Despite this, academia beckoned and, in 1974, Frances went to Oxford to begin her PhD. Her first years as an economist in the IDA had been impotent ones, but her PhD on industrial grant policy put her on the road to influence.
"At the time and at the level I was at, I couldn't have any influence on policy. In the 1970s, a debate did come up on that topic and I played a role in it". If only a small role, it was an important step across the threshold from impotence to power. In 1977 she started work in Trinity College Dublin. Ironically, she was given the desk of Martin O'Donoghue, who had just become minister for economic policy development.
But failed government attempts to manage the macroeconomy in 1977 left many economists disillusioned with macroeconomics and Frances's earlier passion for the micro side was to stand her in good stead in coming years. "1977 showed macro policy in action and, in 1977, everyone was talking about macro but an analysis would have shown that the important thing was getting our microeconomic policies right."

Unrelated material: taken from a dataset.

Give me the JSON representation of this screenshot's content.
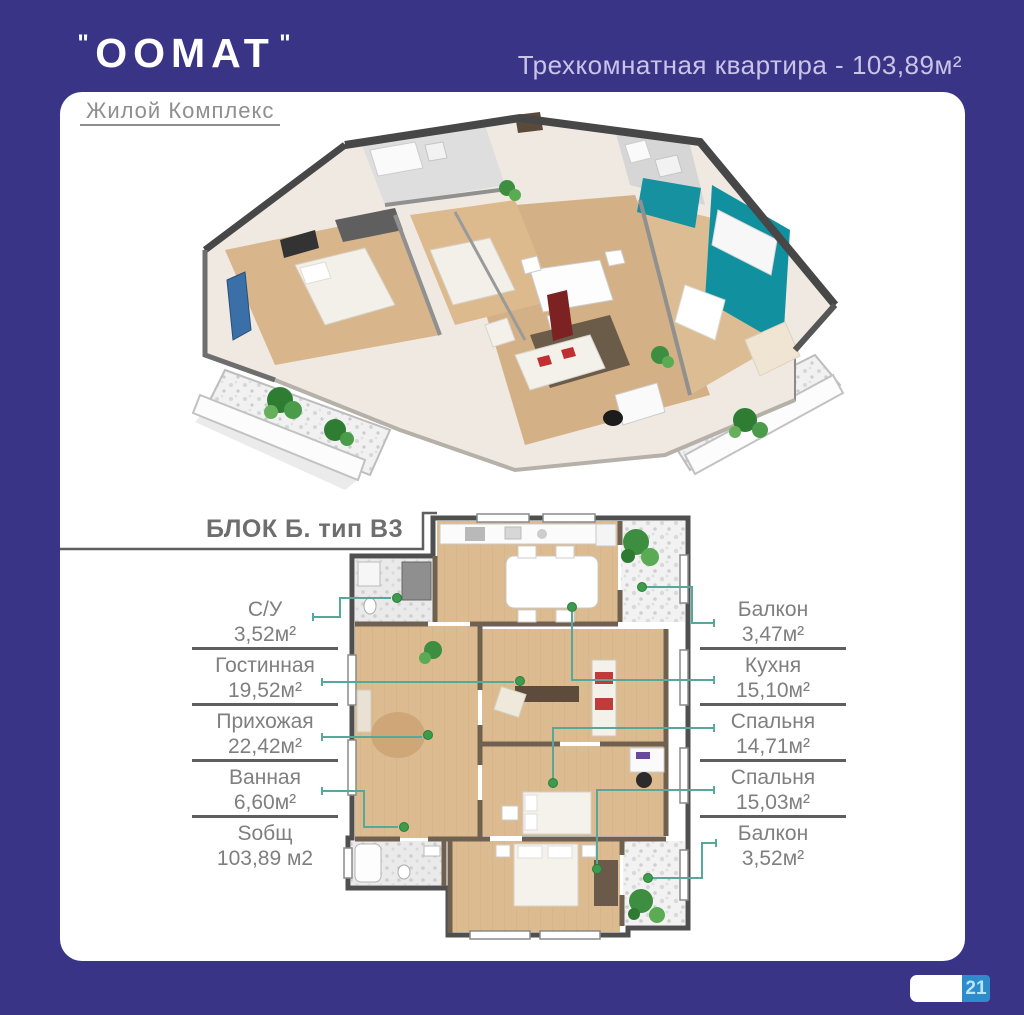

Frances's subsequent positions have been consistent with her passion for microeconomics. As well as the National Board of Science and Technology, she has served on the board of the IDA, Forfás and the Foundation for Fiscal Studies - all of them bodies doing research with a policy focus.

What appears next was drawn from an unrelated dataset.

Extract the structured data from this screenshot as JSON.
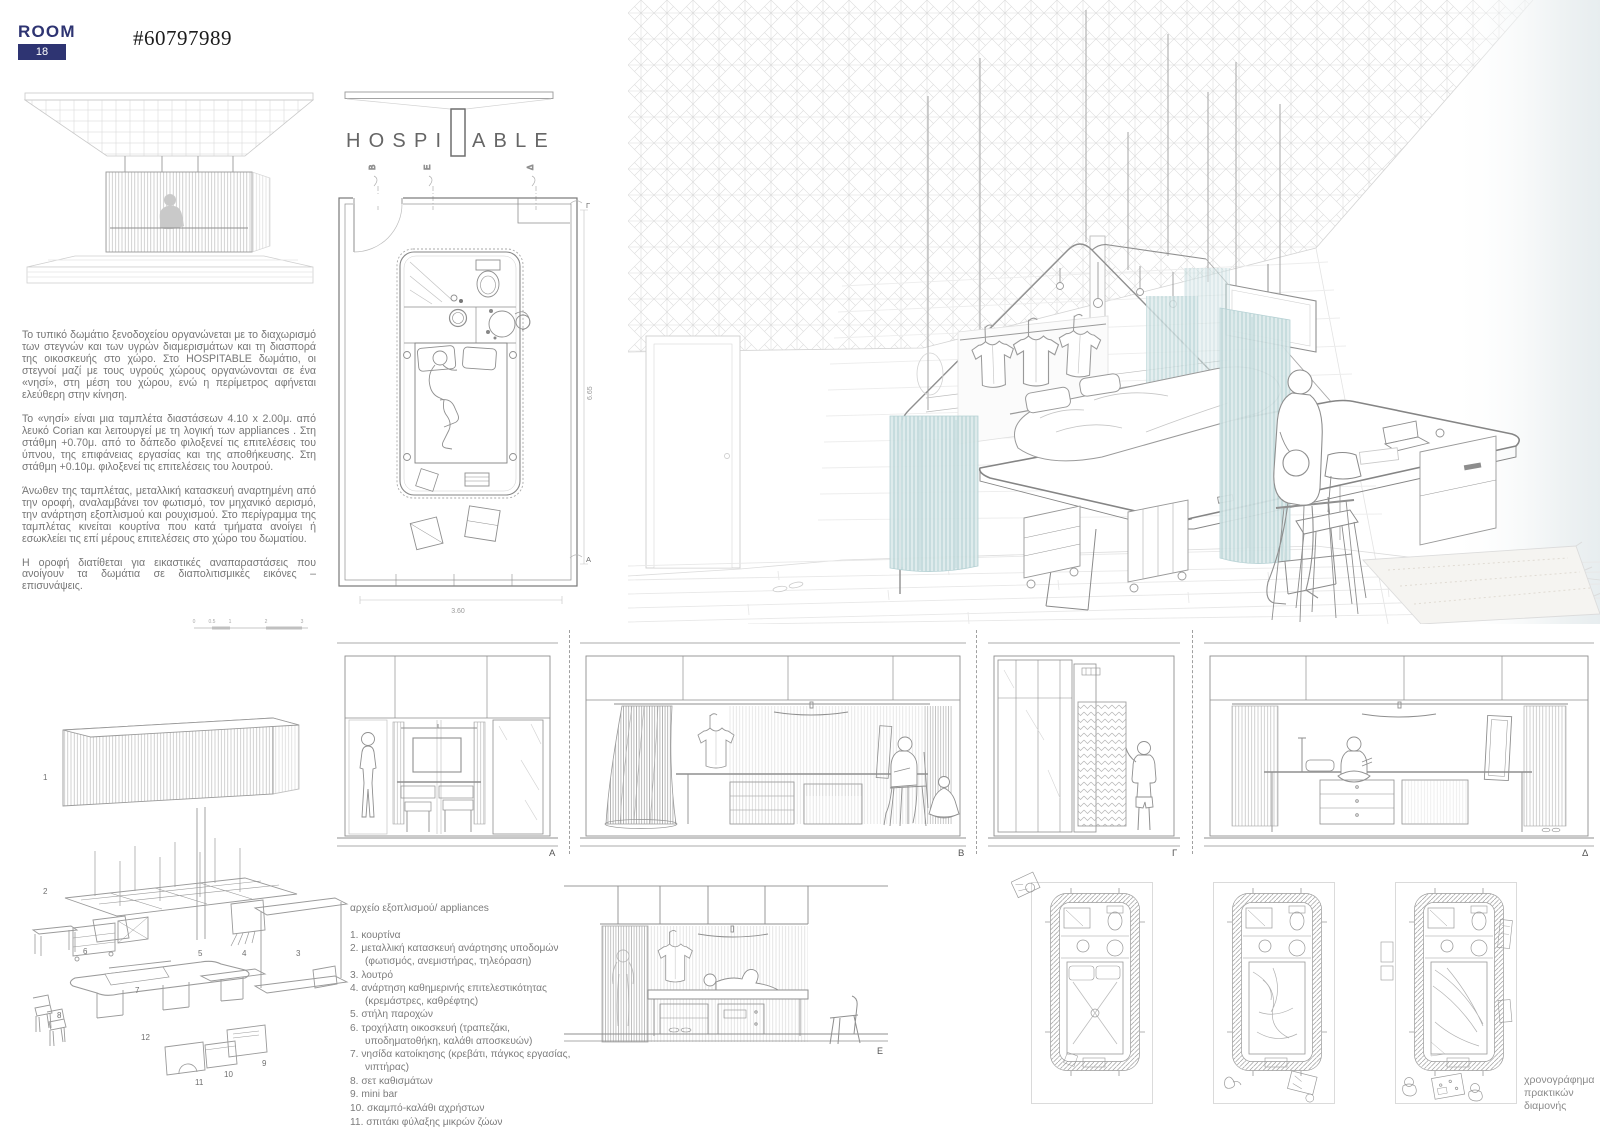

Her main hope for her new job is to obtain enough funding to see through an intergrated agenda of research on long-term policy issues. From the dreaming spires of Oxford, Frances Ruane has reached the spire of applied policy research in one of the world's most successful economies. She promises to bring a blend of both to her new job. "The ESRI is in the unusual position of being an interface between academia and the policy frontier. It is in a great position to do policy-focused research of academic interest, but that will be policy-relevant".